Subject Re: [firebird-support] getByte('UTF-8').length
Author Mark Rotteveel
On 15-5-2014 17:02, Łukasz Bączek baczeklu@... [firebird-support] wrote:
> Hello
> I write in Java one thing and needs to check if the data word, eg
> "Warszawa" includes storage space encoded as UTF8

I am not sure what you mean with "data word".

> I started googling for this and found something like this
>
> String s = "Warsaw"
> s.getByte ('UTF-8'). length - returns me probably 7 bytes

Warsaw (without any non-ASCII) will be 6 bytes.
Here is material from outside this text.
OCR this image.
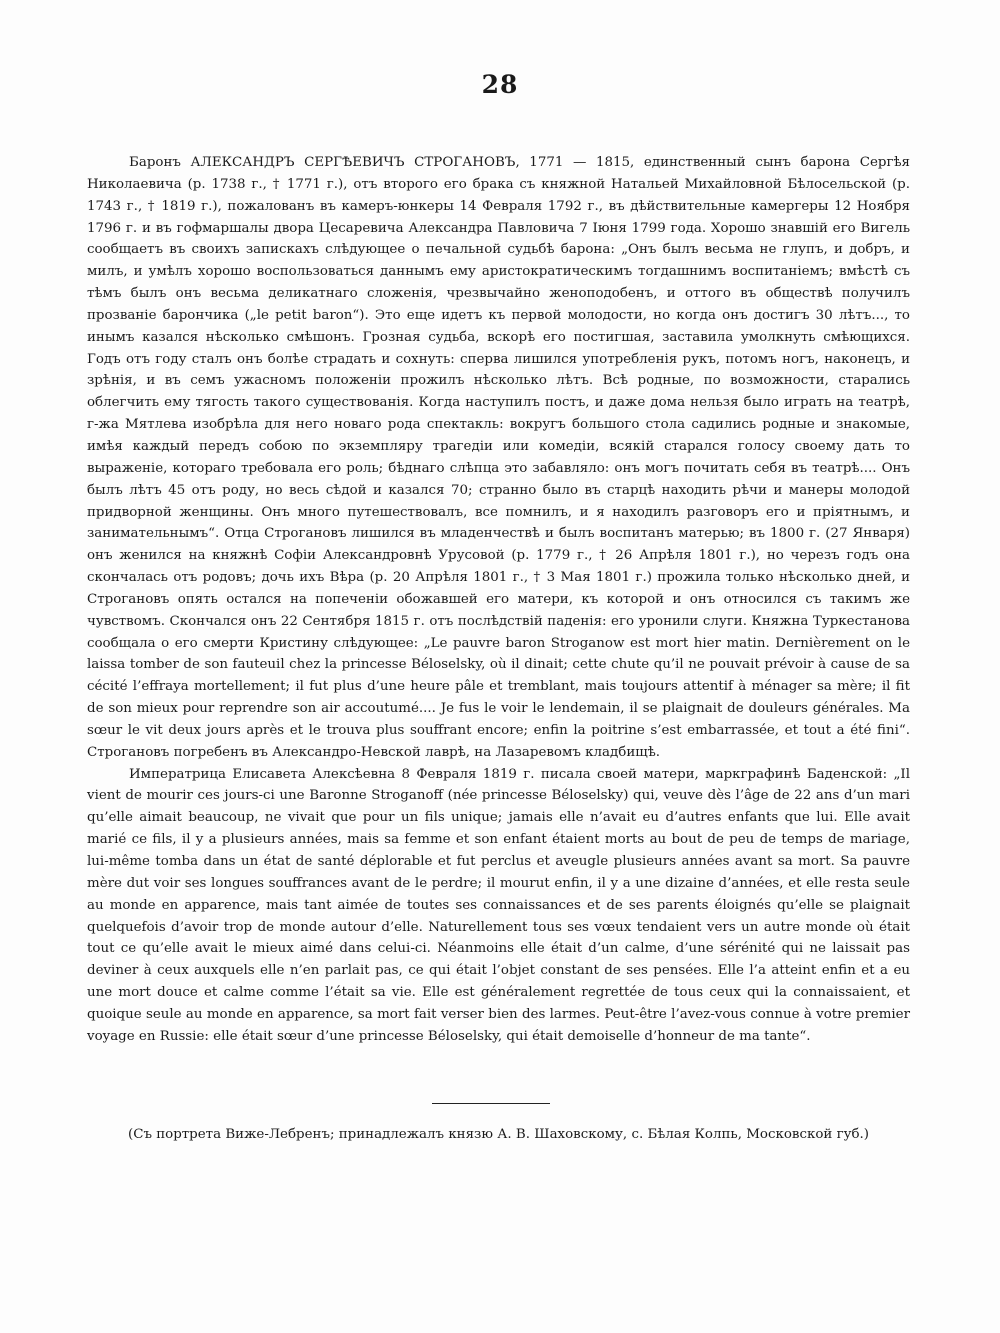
28

Баронъ АЛЕКСАНДРЪ СЕРГѢЕВИЧЪ СТРОГАНОВЪ, 1771 — 1815, единственный сынъ барона Сергѣя Николаевича (р. 1738 г., † 1771 г.), отъ второго его брака съ княжной Натальей Михайловной Бѣлосельской (р. 1743 г., † 1819 г.), пожалованъ въ камеръ-юнкеры 14 Февраля 1792 г., въ дѣйствительные камергеры 12 Ноября 1796 г. и въ гофмаршалы двора Цесаревича Александра Павловича 7 Іюня 1799 года. Хорошо знавшій его Вигель сообщаетъ въ своихъ запискахъ слѣдующее о печальной судьбѣ барона: „Онъ былъ весьма не глупъ, и добръ, и милъ, и умѣлъ хорошо воспользоваться даннымъ ему аристократическимъ тогдашнимъ воспитаніемъ; вмѣстѣ съ тѣмъ былъ онъ весьма деликатнаго сложенія, чрезвычайно женоподобенъ, и оттого въ обществѣ получилъ прозваніе барончика („le petit baron“). Это еще идетъ къ первой молодости, но когда онъ достигъ 30 лѣтъ..., то инымъ казался нѣсколько смѣшонъ. Грозная судьба, вскорѣ его постигшая, заставила умолкнуть смѣющихся. Годъ отъ году сталъ онъ болѣе страдать и сохнуть: сперва лишился употребленія рукъ, потомъ ногъ, наконецъ, и зрѣнія, и въ семъ ужасномъ положеніи прожилъ нѣсколько лѣтъ. Всѣ родные, по возможности, старались облегчить ему тягость такого существованія. Когда наступилъ постъ, и даже дома нельзя было играть на театрѣ, г-жа Мятлева изобрѣла для него новаго рода спектакль: вокругъ большого стола садились родные и знакомые, имѣя каждый передъ собою по экземпляру трагедіи или комедіи, всякій старался голосу своему дать то выраженіе, котораго требовала его роль; бѣднаго слѣпца это забавляло: онъ могъ почитать себя въ театрѣ.... Онъ былъ лѣтъ 45 отъ роду, но весь сѣдой и казался 70; странно было въ старцѣ находить рѣчи и манеры молодой придворной женщины. Онъ много путешествовалъ, все помнилъ, и я находилъ разговоръ его и пріятнымъ, и занимательнымъ“. Отца Строгановъ лишился въ младенчествѣ и былъ воспитанъ матерью; въ 1800 г. (27 Января) онъ женился на княжнѣ Софіи Александровнѣ Урусовой (р. 1779 г., † 26 Апрѣля 1801 г.), но черезъ годъ она скончалась отъ родовъ; дочь ихъ Вѣра (р. 20 Апрѣля 1801 г., † 3 Мая 1801 г.) прожила только нѣсколько дней, и Строгановъ опять остался на попеченіи обожавшей его матери, къ которой и онъ относился съ такимъ же чувствомъ. Скончался онъ 22 Сентября 1815 г. отъ послѣдствій паденія: его уронили слуги. Княжна Туркестанова сообщала о его смерти Кристину слѣдующее: „Le pauvre baron Stroganow est mort hier matin. Dernièrement on le laissa tomber de son fauteuil chez la princesse Béloselsky, où il dinait; cette chute qu’il ne pouvait prévoir à cause de sa cécité l’effraya mortellement; il fut plus d’une heure pâle et tremblant, mais toujours attentif à ménager sa mère; il fit de son mieux pour reprendre son air accoutumé.... Je fus le voir le lendemain, il se plaignait de douleurs générales. Ma sœur le vit deux jours après et le trouva plus souffrant encore; enfin la poitrine s’est embarrassée, et tout a été fini“. Строгановъ погребенъ въ Александро-Невской лаврѣ, на Лазаревомъ кладбищѣ.

Императрица Елисавета Алексѣевна 8 Февраля 1819 г. писала своей матери, маркграфинѣ Баденской: „Il vient de mourir ces jours-ci une Baronne Stroganoff (née princesse Béloselsky) qui, veuve dès l’âge de 22 ans d’un mari qu’elle aimait beaucoup, ne vivait que pour un fils unique; jamais elle n’avait eu d’autres enfants que lui. Elle avait marié ce fils, il y a plusieurs années, mais sa femme et son enfant étaient morts au bout de peu de temps de mariage, lui-même tomba dans un état de santé déplorable et fut perclus et aveugle plusieurs années avant sa mort. Sa pauvre mère dut voir ses longues souffrances avant de le perdre; il mourut enfin, il y a une dizaine d’années, et elle resta seule au monde en apparence, mais tant aimée de toutes ses connaissances et de ses parents éloignés qu’elle se plaignait quelquefois d’avoir trop de monde autour d’elle. Naturellement tous ses vœux tendaient vers un autre monde où était tout ce qu’elle avait le mieux aimé dans celui-ci. Néanmoins elle était d’un calme, d’une sérénité qui ne laissait pas deviner à ceux auxquels elle n’en parlait pas, ce qui était l’objet constant de ses pensées. Elle l’a atteint enfin et a eu une mort douce et calme comme l’était sa vie. Elle est généralement regrettée de tous ceux qui la connaissaient, et quoique seule au monde en apparence, sa mort fait verser bien des larmes. Peut-être l’avez-vous connue à votre premier voyage en Russie: elle était sœur d’une princesse Béloselsky, qui était demoiselle d’honneur de ma tante“.

(Съ портрета Виже-Лебренъ; принадлежалъ князю А. В. Шаховскому, с. Бѣлая Колпь, Московской губ.)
> I have a field in a table (base Firebird)
> declared in this way
>
> "KOD" VARCHAR (6)

What is the character set of the field (or the default character set of
your database)?

> IBExpert multiplies the size of the VARCHAR * 4

Could you describe this in more detail. I don't use IBExpert and I have
no idea what you mean with this.

> So I am also downloading this value multiplied by four what would have
> gave it (24 bytes), but my thinking here is probably incorrect and
> should not multiply this value by 4 because Firebird me screams that
> does not fit.
>
> and here a question for you which value should be taken into account
> because it multiplied like so it means that something kicked while
> getting the size in bytes of UTF8?

Again I am not entirely certain what you mean with this. It sounds as if
you are using connection character set NONE, while the database field is
UTF8.

The storage of a UTF8 field in Firebird is 4x the character length as
that is the maximum needed. Some tools will display the field size based
on (storage size) / (bytes per character), but when the connection
character set is NONE they don't always look at the character set of the
column itself and use (bytes per character) = 1.

Mark
--
Mark Rotteveel